= Jiangyou bullying incident and protests =

2025 incident and protests in China

In the summer of 2025, a female student was beaten by her schoolmates off campus in the city of Jiangyou in Sichuan, China. A video clip of the bullying circulated online and drew nationwide attention. The perpetrators were eventually punished. The authorities' handling of the case however was perceived as being too lenient, leading to protests that were subsequently suppressed and information about them censored. The incident sparked discussion in China about underage offenders.

== Background ==
In recent years, China has seen several high-profile cases involving bullying and crimes committed by minors. One in 2023 and another one in January 2025 led to protests.

== Bullying incident ==
On July 22, 2025, a 14-year-old female student was bullied by three of her female schoolmates in a vacant building off-campus, receiving slaps, kicks, and hits with an object. Her mobile phone and items of clothing were also removed during the prolonged confrontation. The bullies dismissed her warning that her father would report the matter to the police and flouted having been to the local station previously without suffering any long-term consequence. After seeking medical attention for their daughter, the victim's parents, who have disabilities, reported the incident to the police later that night, and two of the perpetrators were summoned by police around midnight. On August 2, a video recording of the incident began circulating online. The next day, following procedures to assess injuries one to two weeks after the initial trauma, a physician re-evaluated the victim, ruling out occult fracture and concluding that the bruises to her scalp and knees were "minor". From July 24 to August 3, the police summoned and began investigating all individuals involved.

== August 4 announcement and protests ==

On August 4, the Jiangyou Municipal Public Security Bureau made its first public announcement regarding the case, but it was perceived to have downplayed the severity of the matter. The victim's parents and a crowd of supporters entered the municipal building demanding justice for the daughter. The parents kowtowed before an official, and members of the public expressed anger at the case's handling. More and more people gathered outside government buildings and on the streets late into the night. They sang the national anthem. Some of them yelled slogans such as "punish the perpetrators severely", "say no to bullying", "return democracy to us", and "Chinese Communist Party (CCP) step down!" Local and nearby police forces were deployed to control and disperse the protesters using pepper spray and tear gas.
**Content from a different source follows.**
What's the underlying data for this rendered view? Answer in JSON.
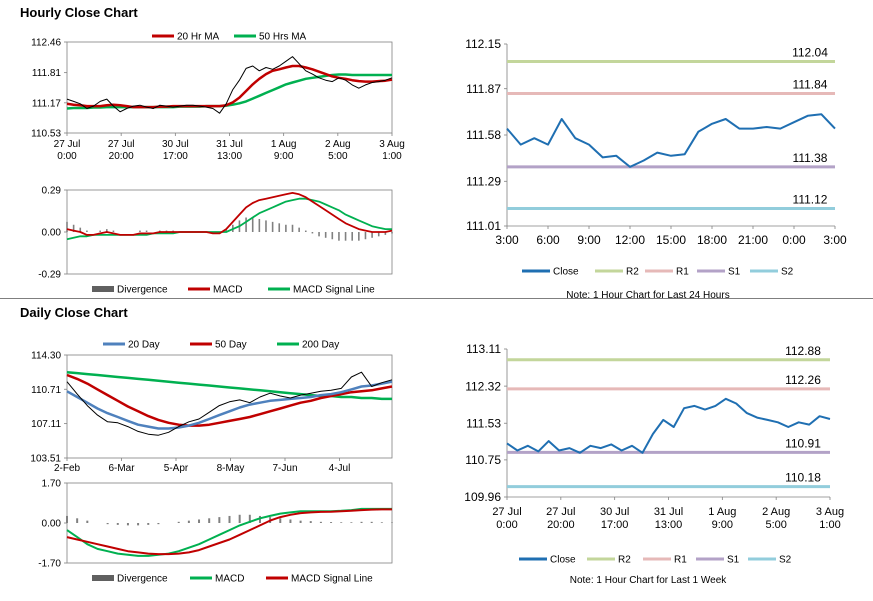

Demonstrators were seen being dragged away or struck with batons. According to one witness, at least eight individuals were arrested. Information about the protests has been censored in China after briefly trending on Weibo.

== Punishments ==
According to police statements on the afternoon of August 4, of the three bullies, the 15-year-old was detained for 13 days and fined 1,000 CNY. The 14-year-old was detained for 10 days and fined 800 CNY. The third perpetrator, being under the age of 14, had her legal guardians reprimanded. According to reports, this was not the first time that the group had bullied their victim. Jiangyou police said that one of them had been investigated by the station previously, on one occasion, and that the case was delayed because of the many individuals involved and the need for medical assessments.

== Social media rumors ==
A few social media posts alleged that the bullies' parents were police inspectors or lawyers. Later reports said two of the parents were unemployed, two were working outside the province, and the other two worked in retail or delivery.

Video clips began circulating on social media outside China claiming that the incident had escalated and millions were chanting for the CCP to step down. They were later found to have been spliced from New Year celebration clips with audio components edited in.

== Commentary ==
The incident came after several other high-profile cases of abuse or bullying involving students in recent years and prompted discussions in China regarding the prosecution of crimes committed by minors. A new 2025 law allows more underage individuals to be punished but would only go into effect in 2026.